Thaddeus Bullard is a peaceful, caring man.

"Every single day that I wake up is an opportunity for me to be [the] light in this world that God gave me an opportunity to be," he said.

But Ballard has a well-known dark side. His alter-ego, WWE Superstar Titus O'Neil was one of the meanest men in wrestling.

Neither of his personalities reveals the difficulties of his childhood. He grew up poor, just outside Tallahassee, with a stack of circumstances against him.

"I am a product of a rape. My mother was raped at 11, had me at 12 years old. So, a fatherless home on top of being poor, living in government housing, and not being able to do things that other kids could do because we didn't have money to do it," Bullard told FOX 13.

He was a little boy and started spinning out of control. He was sent to the Florida Sheriff's Boys Ranch at just 12 years old.

"I'd been told I'd be dead or in jail by the time I was 16. I got in trouble all the time," he recalled.

But a mentor at the ranch helped him turn around his thinking and his behavior.

"He said, 'Lift your head up, there's no such thing as a bad kid," Bullard remembers. 

He never looked back. Bullard earned a football scholarship to the University of Florida, followed by a career in the WWE.

Despite all that, his biggest transformation may be the most recent.

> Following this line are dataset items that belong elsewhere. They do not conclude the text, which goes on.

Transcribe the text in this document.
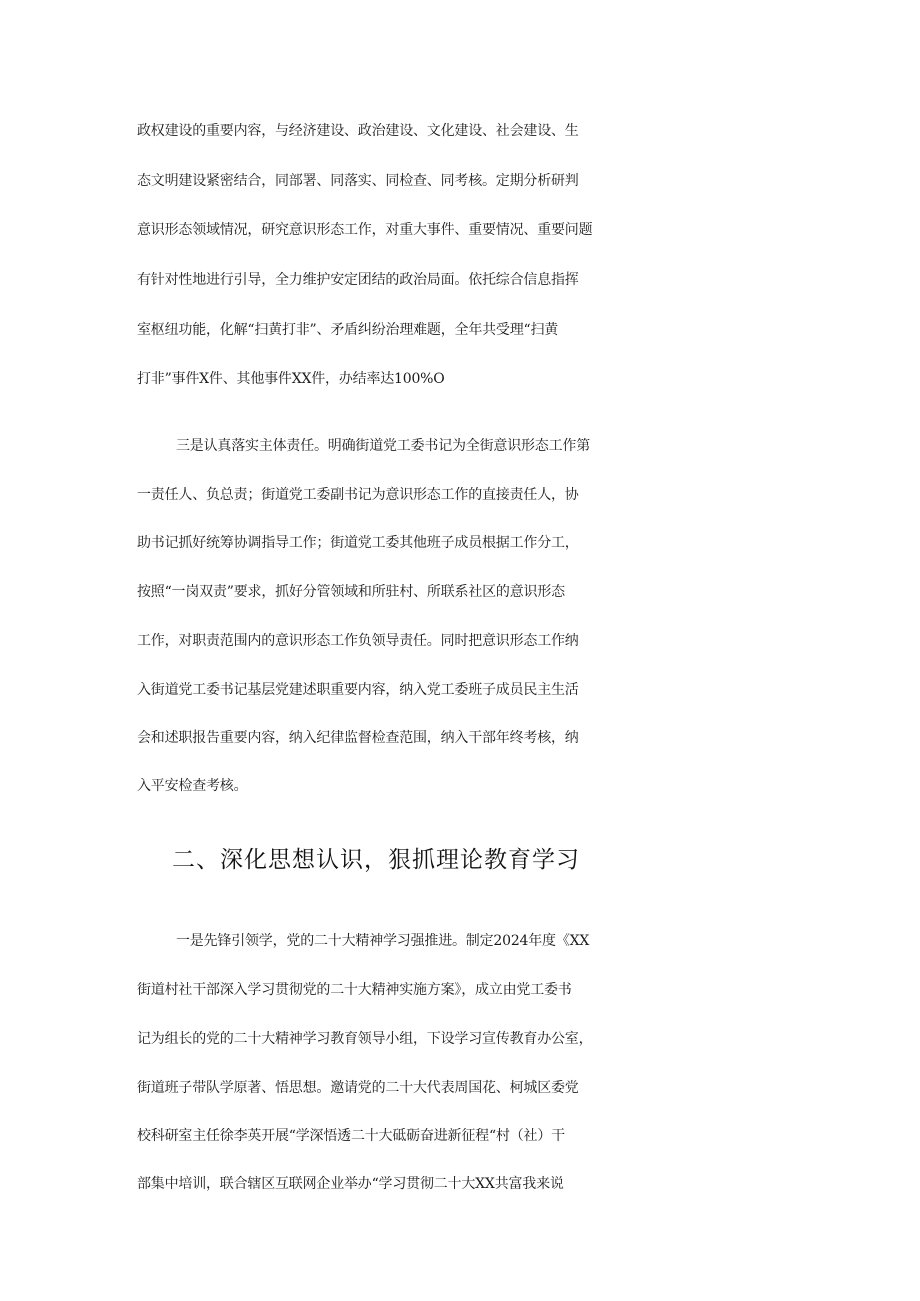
政权建设的重要内容，与经济建设、政治建设、文化建设、社会建设、生
态文明建设紧密结合，同部署、同落实、同检查、同考核。定期分析研判
意识形态领域情况，研究意识形态工作，对重大事件、重要情况、重要问题
有针对性地进行引导，全力维护安定团结的政治局面。依托综合信息指挥
室枢纽功能，化解“扫黄打非”、矛盾纠纷治理难题，全年共受理“扫黄
打非”事件X件、其他事件XX件，办结率达100%O
三是认真落实主体责任。明确街道党工委书记为全街意识形态工作第
一责任人、负总责；街道党工委副书记为意识形态工作的直接责任人，协
助书记抓好统筹协调指导工作；街道党工委其他班子成员根据工作分工，
按照“一岗双责”要求，抓好分管领域和所驻村、所联系社区的意识形态
工作，对职责范围内的意识形态工作负领导责任。同时把意识形态工作纳
入街道党工委书记基层党建述职重要内容，纳入党工委班子成员民主生活
会和述职报告重要内容，纳入纪律监督检查范围，纳入干部年终考核，纳
入平安检查考核。
二、深化思想认识，狠抓理论教育学习
一是先锋引领学，党的二十大精神学习强推进。制定2024年度《XX
街道村社干部深入学习贯彻党的二十大精神实施方案》，成立由党工委书
记为组长的党的二十大精神学习教育领导小组，下设学习宣传教育办公室，
街道班子带队学原著、悟思想。邀请党的二十大代表周国花、柯城区委党
校科研室主任徐李英开展“学深悟透二十大砥砺奋进新征程“村（社）干
部集中培训，联合辖区互联网企业举办“学习贯彻二十大XX共富我来说
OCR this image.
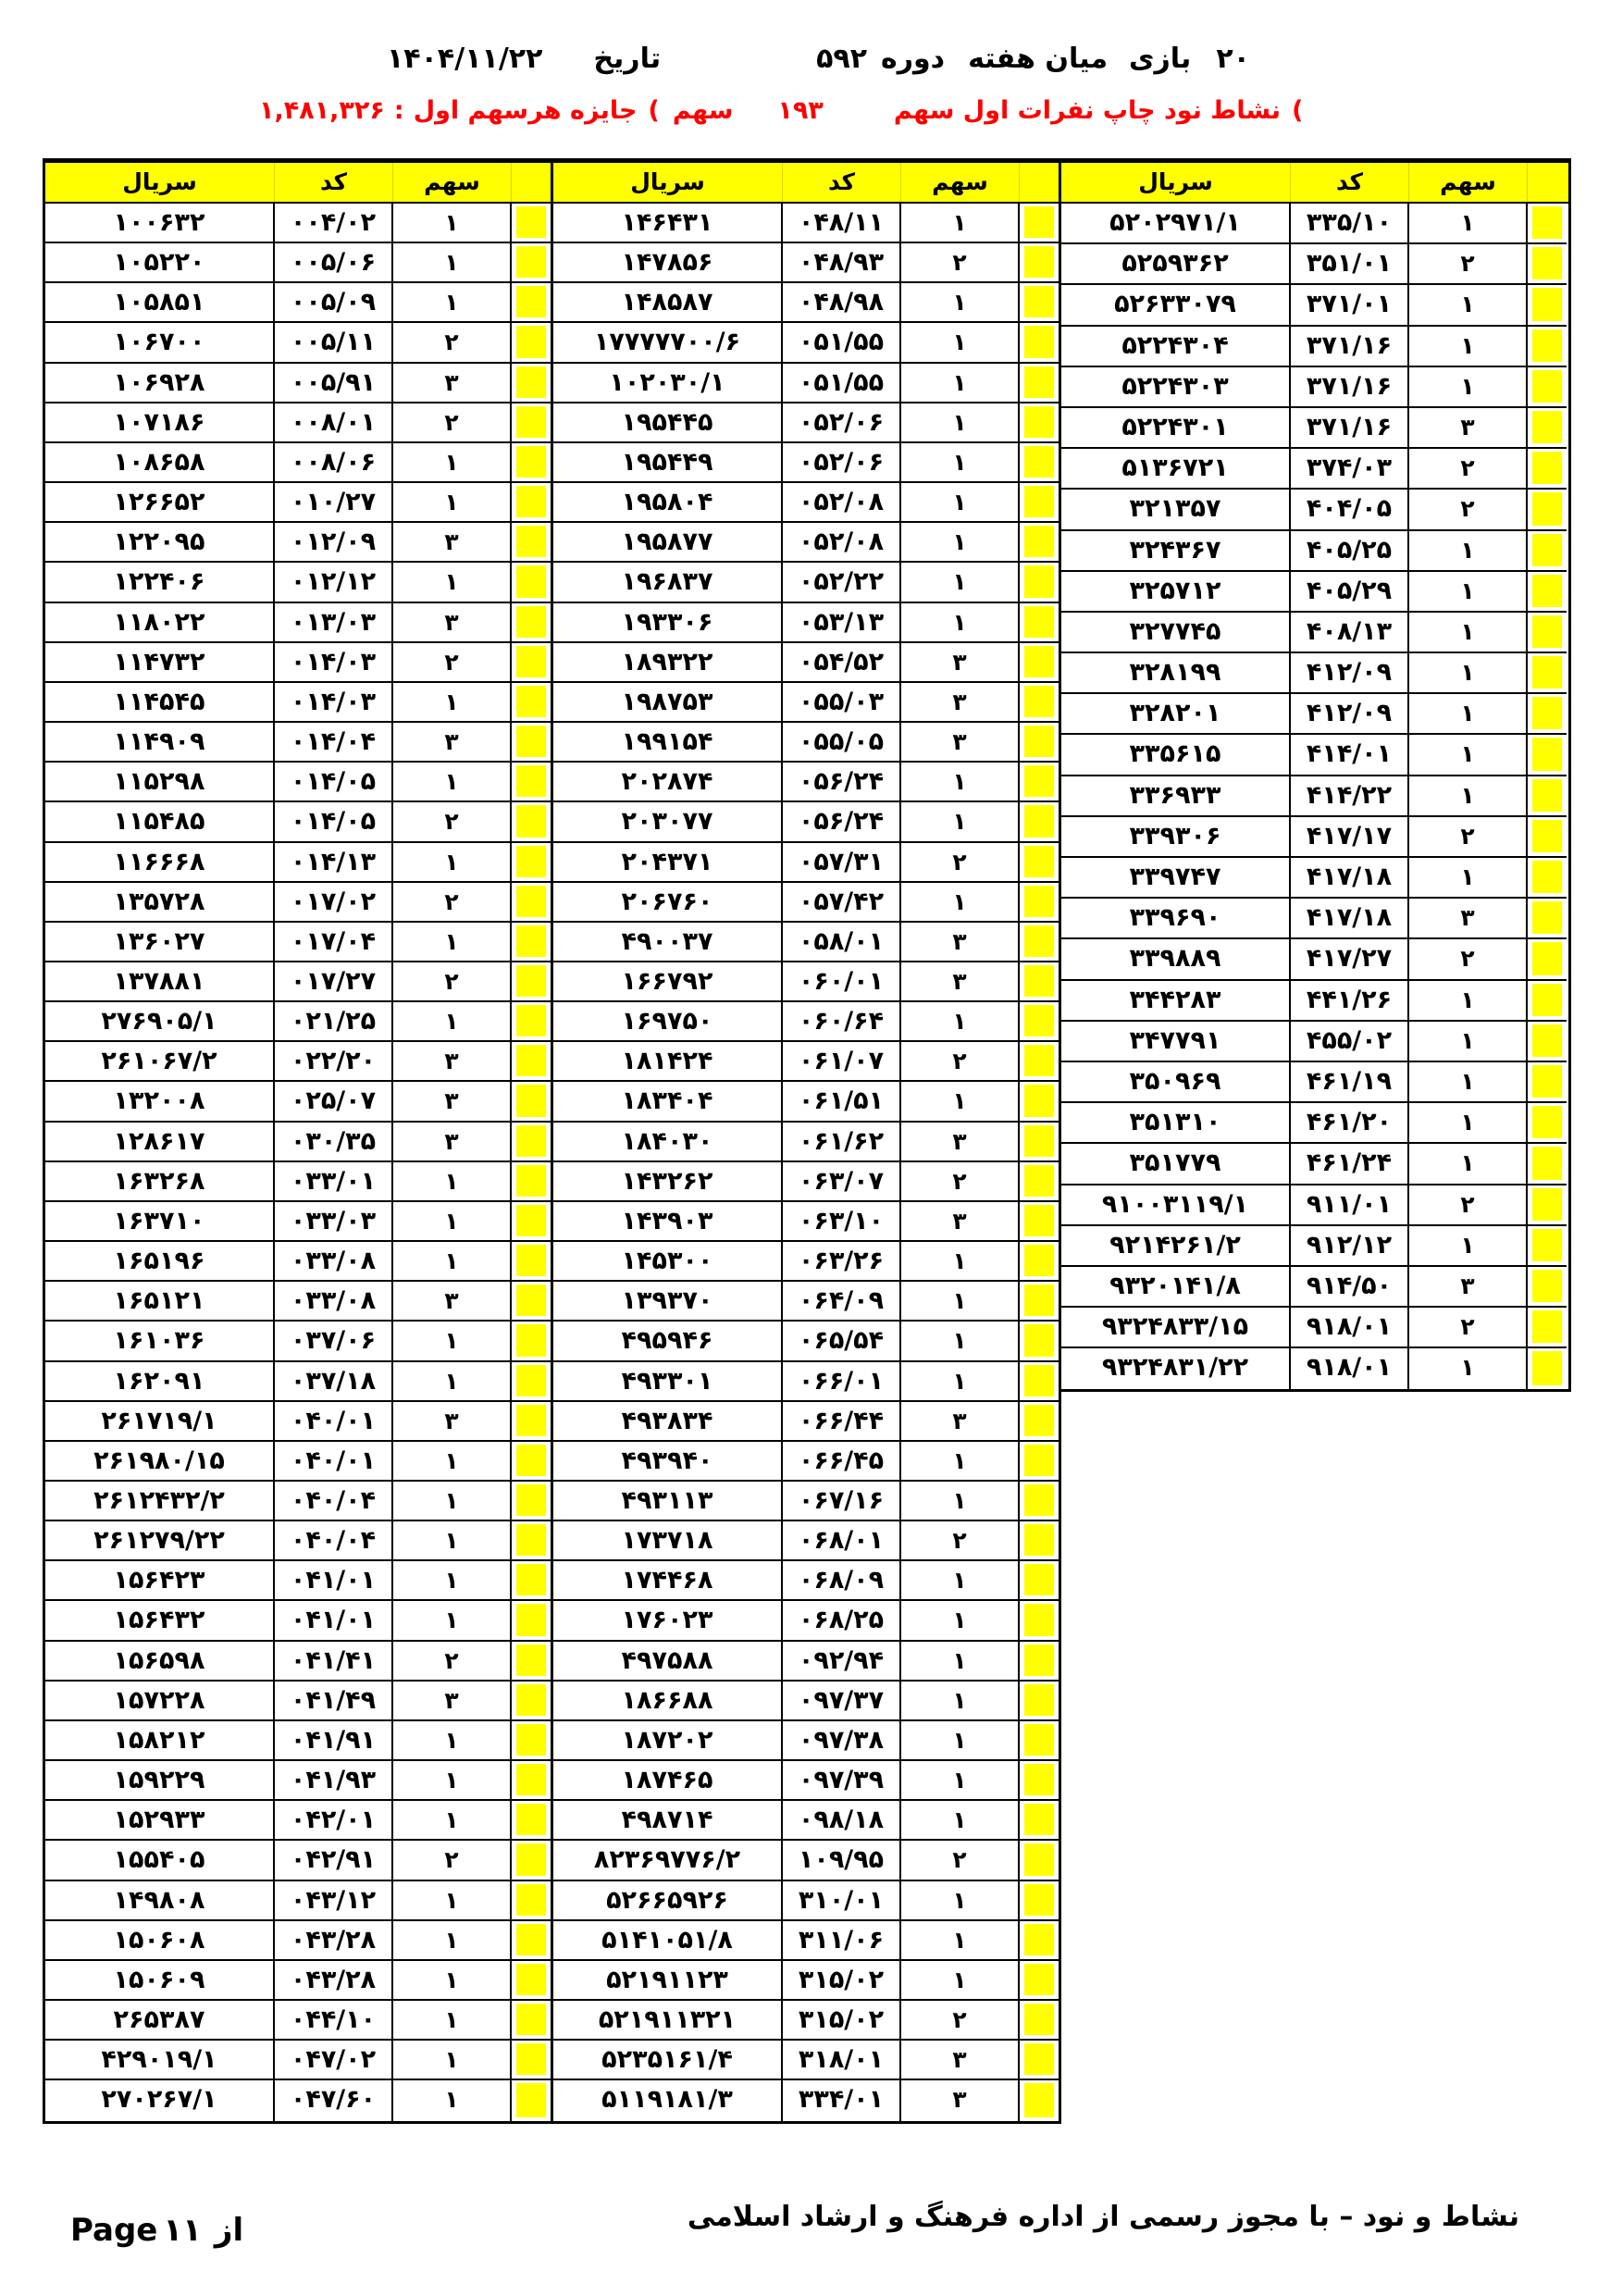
۱۴۰۴/۱۱/۲۲ تاریخ	۵۹۲ دوره میان هفته بازی ۲۰
۱,۴۸۱,۳۲۶ : جایزه هرسهم اول ( سهم ۱۹۳	نشاط نود چاپ نفرات اول سهم (
سريال	کد	سهم
۱۰۰۶۳۲	۰۰۴/۰۲	۱
۱۰۵۲۲۰	۰۰۵/۰۶	۱
۱۰۵۸۵۱	۰۰۵/۰۹	۱
۱۰۶۷۰۰	۰۰۵/۱۱	۲
۱۰۶۹۲۸	۰۰۵/۹۱	۳
۱۰۷۱۸۶	۰۰۸/۰۱	۲
۱۰۸۶۵۸	۰۰۸/۰۶	۱
۱۲۶۶۵۲	۰۱۰/۲۷	۱
۱۲۲۰۹۵	۰۱۲/۰۹	۳
۱۲۲۴۰۶	۰۱۲/۱۲	۱
۱۱۸۰۲۲	۰۱۳/۰۳	۳
۱۱۴۷۳۲	۰۱۴/۰۳	۲
۱۱۴۵۴۵	۰۱۴/۰۳	۱
۱۱۴۹۰۹	۰۱۴/۰۴	۳
۱۱۵۲۹۸	۰۱۴/۰۵	۱
۱۱۵۴۸۵	۰۱۴/۰۵	۲
۱۱۶۶۶۸	۰۱۴/۱۳	۱
۱۳۵۷۲۸	۰۱۷/۰۲	۲
۱۳۶۰۲۷	۰۱۷/۰۴	۱
۱۳۷۸۸۱	۰۱۷/۲۷	۲
۲۷۶۹۰۵/۱	۰۲۱/۲۵	۱
۲۶۱۰۶۷/۲	۰۲۲/۲۰	۳
۱۳۲۰۰۸	۰۲۵/۰۷	۳
۱۲۸۶۱۷	۰۳۰/۳۵	۳
۱۶۳۲۶۸	۰۳۳/۰۱	۱
۱۶۳۷۱۰	۰۳۳/۰۳	۱
۱۶۵۱۹۶	۰۳۳/۰۸	۱
۱۶۵۱۲۱	۰۳۳/۰۸	۳
۱۶۱۰۳۶	۰۳۷/۰۶	۱
۱۶۲۰۹۱	۰۳۷/۱۸	۱
۲۶۱۷۱۹/۱	۰۴۰/۰۱	۳
۲۶۱۹۸۰/۱۵	۰۴۰/۰۱	۱
۲۶۱۲۴۳۲/۲	۰۴۰/۰۴	۱
۲۶۱۲۷۹/۲۲	۰۴۰/۰۴	۱
۱۵۶۴۲۳	۰۴۱/۰۱	۱
۱۵۶۴۳۲	۰۴۱/۰۱	۱
۱۵۶۵۹۸	۰۴۱/۴۱	۲
۱۵۷۲۲۸	۰۴۱/۴۹	۳
۱۵۸۲۱۲	۰۴۱/۹۱	۱
۱۵۹۲۲۹	۰۴۱/۹۳	۱
۱۵۲۹۳۳	۰۴۲/۰۱	۱
۱۵۵۴۰۵	۰۴۲/۹۱	۲
۱۴۹۸۰۸	۰۴۳/۱۲	۱
۱۵۰۶۰۸	۰۴۳/۲۸	۱
۱۵۰۶۰۹	۰۴۳/۲۸	۱
۲۶۵۳۸۷	۰۴۴/۱۰	۱
۴۲۹۰۱۹/۱	۰۴۷/۰۲	۱
۲۷۰۲۶۷/۱	۰۴۷/۶۰	۱
سريال	کد	سهم
۱۴۶۴۳۱	۰۴۸/۱۱	۱
۱۴۷۸۵۶	۰۴۸/۹۳	۲
۱۴۸۵۸۷	۰۴۸/۹۸	۱
۱۷۷۷۷۷۰۰/۶	۰۵۱/۵۵	۱
۱۰۲۰۳۰/۱	۰۵۱/۵۵	۱
۱۹۵۴۴۵	۰۵۲/۰۶	۱
۱۹۵۴۴۹	۰۵۲/۰۶	۱
۱۹۵۸۰۴	۰۵۲/۰۸	۱
۱۹۵۸۷۷	۰۵۲/۰۸	۱
۱۹۶۸۳۷	۰۵۲/۲۲	۱
۱۹۳۳۰۶	۰۵۳/۱۳	۱
۱۸۹۳۲۲	۰۵۴/۵۲	۳
۱۹۸۷۵۳	۰۵۵/۰۳	۳
۱۹۹۱۵۴	۰۵۵/۰۵	۳
۲۰۲۸۷۴	۰۵۶/۲۴	۱
۲۰۳۰۷۷	۰۵۶/۲۴	۱
۲۰۴۳۷۱	۰۵۷/۳۱	۲
۲۰۶۷۶۰	۰۵۷/۴۲	۱
۴۹۰۰۳۷	۰۵۸/۰۱	۳
۱۶۶۷۹۲	۰۶۰/۰۱	۳
۱۶۹۷۵۰	۰۶۰/۶۴	۱
۱۸۱۴۲۴	۰۶۱/۰۷	۲
۱۸۳۴۰۴	۰۶۱/۵۱	۱
۱۸۴۰۳۰	۰۶۱/۶۲	۳
۱۴۳۲۶۲	۰۶۳/۰۷	۲
۱۴۳۹۰۳	۰۶۳/۱۰	۳
۱۴۵۳۰۰	۰۶۳/۲۶	۱
۱۳۹۳۷۰	۰۶۴/۰۹	۱
۴۹۵۹۴۶	۰۶۵/۵۴	۱
۴۹۳۳۰۱	۰۶۶/۰۱	۱
۴۹۳۸۳۴	۰۶۶/۴۴	۳
۴۹۳۹۴۰	۰۶۶/۴۵	۱
۴۹۳۱۱۳	۰۶۷/۱۶	۱
۱۷۳۷۱۸	۰۶۸/۰۱	۲
۱۷۴۴۶۸	۰۶۸/۰۹	۱
۱۷۶۰۲۳	۰۶۸/۲۵	۱
۴۹۷۵۸۸	۰۹۲/۹۴	۱
۱۸۶۶۸۸	۰۹۷/۳۷	۱
۱۸۷۲۰۲	۰۹۷/۳۸	۱
۱۸۷۴۶۵	۰۹۷/۳۹	۱
۴۹۸۷۱۴	۰۹۸/۱۸	۱
۸۲۳۶۹۷۷۶/۲	۱۰۹/۹۵	۲
۵۲۶۶۵۹۲۶	۳۱۰/۰۱	۱
۵۱۴۱۰۵۱/۸	۳۱۱/۰۶	۱
۵۲۱۹۱۱۲۳	۳۱۵/۰۲	۱
۵۲۱۹۱۱۳۲۱	۳۱۵/۰۲	۲
۵۲۳۵۱۶۱/۴	۳۱۸/۰۱	۳
۵۱۱۹۱۸۱/۳	۳۳۴/۰۱	۳
سريال	کد	سهم
۵۲۰۲۹۷۱/۱	۳۳۵/۱۰	۱
۵۲۵۹۳۶۲	۳۵۱/۰۱	۲
۵۲۶۳۳۰۷۹	۳۷۱/۰۱	۱
۵۲۲۴۳۰۴	۳۷۱/۱۶	۱
۵۲۲۴۳۰۳	۳۷۱/۱۶	۱
۵۲۲۴۳۰۱	۳۷۱/۱۶	۳
۵۱۳۶۷۲۱	۳۷۴/۰۳	۲
۳۲۱۳۵۷	۴۰۴/۰۵	۲
۳۲۴۳۶۷	۴۰۵/۲۵	۱
۳۲۵۷۱۲	۴۰۵/۲۹	۱
۳۲۷۷۴۵	۴۰۸/۱۳	۱
۳۲۸۱۹۹	۴۱۲/۰۹	۱
۳۲۸۲۰۱	۴۱۲/۰۹	۱
۳۳۵۶۱۵	۴۱۴/۰۱	۱
۳۳۶۹۳۳	۴۱۴/۲۲	۱
۳۳۹۳۰۶	۴۱۷/۱۷	۲
۳۳۹۷۴۷	۴۱۷/۱۸	۱
۳۳۹۶۹۰	۴۱۷/۱۸	۳
۳۳۹۸۸۹	۴۱۷/۲۷	۲
۳۴۴۲۸۳	۴۴۱/۲۶	۱
۳۴۷۷۹۱	۴۵۵/۰۲	۱
۳۵۰۹۶۹	۴۶۱/۱۹	۱
۳۵۱۳۱۰	۴۶۱/۲۰	۱
۳۵۱۷۷۹	۴۶۱/۲۴	۱
۹۱۰۰۳۱۱۹/۱	۹۱۱/۰۱	۲
۹۲۱۴۲۶۱/۲	۹۱۲/۱۲	۱
۹۳۲۰۱۴۱/۸	۹۱۴/۵۰	۳
۹۳۲۴۸۳۳/۱۵	۹۱۸/۰۱	۲
۹۳۲۴۸۳۱/۲۲	۹۱۸/۰۱	۱
Page ۱۱ از	نشاط و نود – با مجوز رسمی از اداره فرهنگ و ارشاد اسلامی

Sligh Middle Magnet School was once an F-rated school with a graduation rate of around 29%, (compared to about 86% for the entire county).

The Bullard Family Foundation partnered with Hillsborough County Schools and corporate sponsors, spending more than a million dollars to change the culture and look of the school - and the surrounding community.

"I've been involved here for a little bit over four years now, and what we're doing now is just trying to transform the culture, starting with the way the school looks," Bullard said.

They started with new paint, a new gym, and athletic shoes for students.

"We're putting a track out here, building out a prosperity center here that'll help service the adults and the parents. We'll have a culinary space that we're working with Feeding Tampa Bay to start teaching culinary over there. But we'll be able to service 500 to 1,000 families a week with take home meals," Bullard said.

Thaddeus Bullard, aka Titus O'Neil, has overcome odds and obstacles all his life, but he says giving back is his biggest reward.